The son of Indian immigrants, Malhotra’s father worked in an emerging Silicon Valley and introduced him to his first computer at age 5—an expensive investment in the 1990s for a family living in a one-bedroom apartment, but one the elder Malhotra thought would help with his own work and expose his son to a possible career path. His mother introduced him to the Internet via a dial-up connection.

“I just fell in love with the fact that you could use this seemingly magic box to go and access all this information online, games online, everything at your fingertips,” he said. “As I grew up, it evolved from a this-is-so-cool-that-you-could-just-do-this magic box thing to wanting to figure out how I could build it myself. I was really just driven by fascination until I realized that—wow!—I could make money and a career out of this.

“I really think of technology as a way to enable rich experiences and make things so much more efficient,” he said.

Yet Malhotra found rich client experiences and efficiency were two things lacking in most advisor tech.
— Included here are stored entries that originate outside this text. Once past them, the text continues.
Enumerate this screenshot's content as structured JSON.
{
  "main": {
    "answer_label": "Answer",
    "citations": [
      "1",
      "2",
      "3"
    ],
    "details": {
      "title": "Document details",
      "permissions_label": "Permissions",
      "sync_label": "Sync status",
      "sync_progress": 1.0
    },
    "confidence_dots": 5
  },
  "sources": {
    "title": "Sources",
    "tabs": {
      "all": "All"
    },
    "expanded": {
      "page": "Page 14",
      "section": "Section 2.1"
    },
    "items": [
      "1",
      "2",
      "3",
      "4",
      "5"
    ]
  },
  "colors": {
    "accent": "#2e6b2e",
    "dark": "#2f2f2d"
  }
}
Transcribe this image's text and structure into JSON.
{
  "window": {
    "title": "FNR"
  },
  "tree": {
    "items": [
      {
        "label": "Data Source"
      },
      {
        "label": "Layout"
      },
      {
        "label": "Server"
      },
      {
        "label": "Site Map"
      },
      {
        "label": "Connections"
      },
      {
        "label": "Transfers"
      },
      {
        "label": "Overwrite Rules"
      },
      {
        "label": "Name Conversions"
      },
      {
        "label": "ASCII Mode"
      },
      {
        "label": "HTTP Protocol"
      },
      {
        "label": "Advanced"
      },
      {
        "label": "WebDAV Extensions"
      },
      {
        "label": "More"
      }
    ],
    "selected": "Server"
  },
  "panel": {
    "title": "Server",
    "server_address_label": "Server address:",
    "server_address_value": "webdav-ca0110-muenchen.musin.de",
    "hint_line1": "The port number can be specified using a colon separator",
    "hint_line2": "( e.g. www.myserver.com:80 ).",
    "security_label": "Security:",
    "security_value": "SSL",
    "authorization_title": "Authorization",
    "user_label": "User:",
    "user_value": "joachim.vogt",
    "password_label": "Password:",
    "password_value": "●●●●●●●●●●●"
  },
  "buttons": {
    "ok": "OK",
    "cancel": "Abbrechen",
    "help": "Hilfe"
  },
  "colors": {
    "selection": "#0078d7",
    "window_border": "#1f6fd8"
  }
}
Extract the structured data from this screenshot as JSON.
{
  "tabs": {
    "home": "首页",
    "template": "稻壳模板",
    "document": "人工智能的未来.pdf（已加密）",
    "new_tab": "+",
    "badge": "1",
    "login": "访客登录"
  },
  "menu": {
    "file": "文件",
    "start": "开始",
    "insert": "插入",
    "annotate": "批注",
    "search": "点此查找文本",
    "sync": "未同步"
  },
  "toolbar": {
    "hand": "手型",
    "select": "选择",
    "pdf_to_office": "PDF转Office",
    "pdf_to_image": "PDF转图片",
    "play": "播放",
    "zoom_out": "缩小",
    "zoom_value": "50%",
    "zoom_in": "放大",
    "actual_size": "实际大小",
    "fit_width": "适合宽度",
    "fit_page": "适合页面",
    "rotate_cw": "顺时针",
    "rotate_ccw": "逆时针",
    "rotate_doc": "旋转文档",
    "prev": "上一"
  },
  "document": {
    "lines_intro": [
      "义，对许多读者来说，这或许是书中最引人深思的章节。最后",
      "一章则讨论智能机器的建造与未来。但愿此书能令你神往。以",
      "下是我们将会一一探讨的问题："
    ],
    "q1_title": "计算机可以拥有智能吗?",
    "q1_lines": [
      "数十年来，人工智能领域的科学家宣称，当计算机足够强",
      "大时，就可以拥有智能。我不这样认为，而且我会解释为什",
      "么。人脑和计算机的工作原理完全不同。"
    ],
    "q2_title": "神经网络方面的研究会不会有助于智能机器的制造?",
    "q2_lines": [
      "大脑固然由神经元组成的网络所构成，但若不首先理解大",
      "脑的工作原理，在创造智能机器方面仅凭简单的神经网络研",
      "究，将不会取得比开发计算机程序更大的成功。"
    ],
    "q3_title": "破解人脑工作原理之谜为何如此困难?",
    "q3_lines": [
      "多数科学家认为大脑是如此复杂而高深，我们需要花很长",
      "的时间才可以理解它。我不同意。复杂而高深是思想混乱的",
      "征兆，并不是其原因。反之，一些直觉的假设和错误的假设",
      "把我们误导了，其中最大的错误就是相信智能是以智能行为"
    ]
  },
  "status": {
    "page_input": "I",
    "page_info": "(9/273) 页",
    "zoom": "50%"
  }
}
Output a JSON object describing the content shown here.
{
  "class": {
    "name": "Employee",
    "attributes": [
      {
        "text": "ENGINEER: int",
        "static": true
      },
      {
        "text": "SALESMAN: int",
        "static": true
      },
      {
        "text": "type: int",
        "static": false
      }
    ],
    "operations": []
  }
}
Describing the traditional wealth management model as surprisingly analog given the lucrative nature of the business, Malhotra said no one had yet cracked the combination of technology and human financial advice.

“I had spent so much time in this industry, just as a personal passion, and talked to over a hundred advisors who really resonated with the lack-of-technology problem,” he said. “I finally said, ‘Let’s go build it.’”

Malhotra describes Savvy Advisors as a decentralized, AI-enabled technology platform consisting of three main components: Fully digital client onboarding and account opening; an integrated advisor dashboard with a CRM, financial planning and investment tools, including proprietary direct indexing capabilities, and a digital client portal that allows clients to view and manage their portfolios, track performance, communicate with their advisor, schedule meetings and manage files.

Perhaps even more unique are the financial backers, including some that worked for or continue to work at an array of technology companies outside wealth management, including Venmo, Uber, Opendoor, Paypal, Brex and others.

Building the technology from the ground up may seem like a small distinction but the impact is much larger, Malhotra said, “because, by default, you’re thinking of how to improve the experience and make things efficient from the get-go, and I think it’s the best solution to the efficiency problem.

“I really think the more that we do here, and even the more that other competitors are going to do, really validates that this is the new way of working. There will be a shift to this more tech-forward way of working, and I think we’re starting to see that with our recruiting and growth,” he said.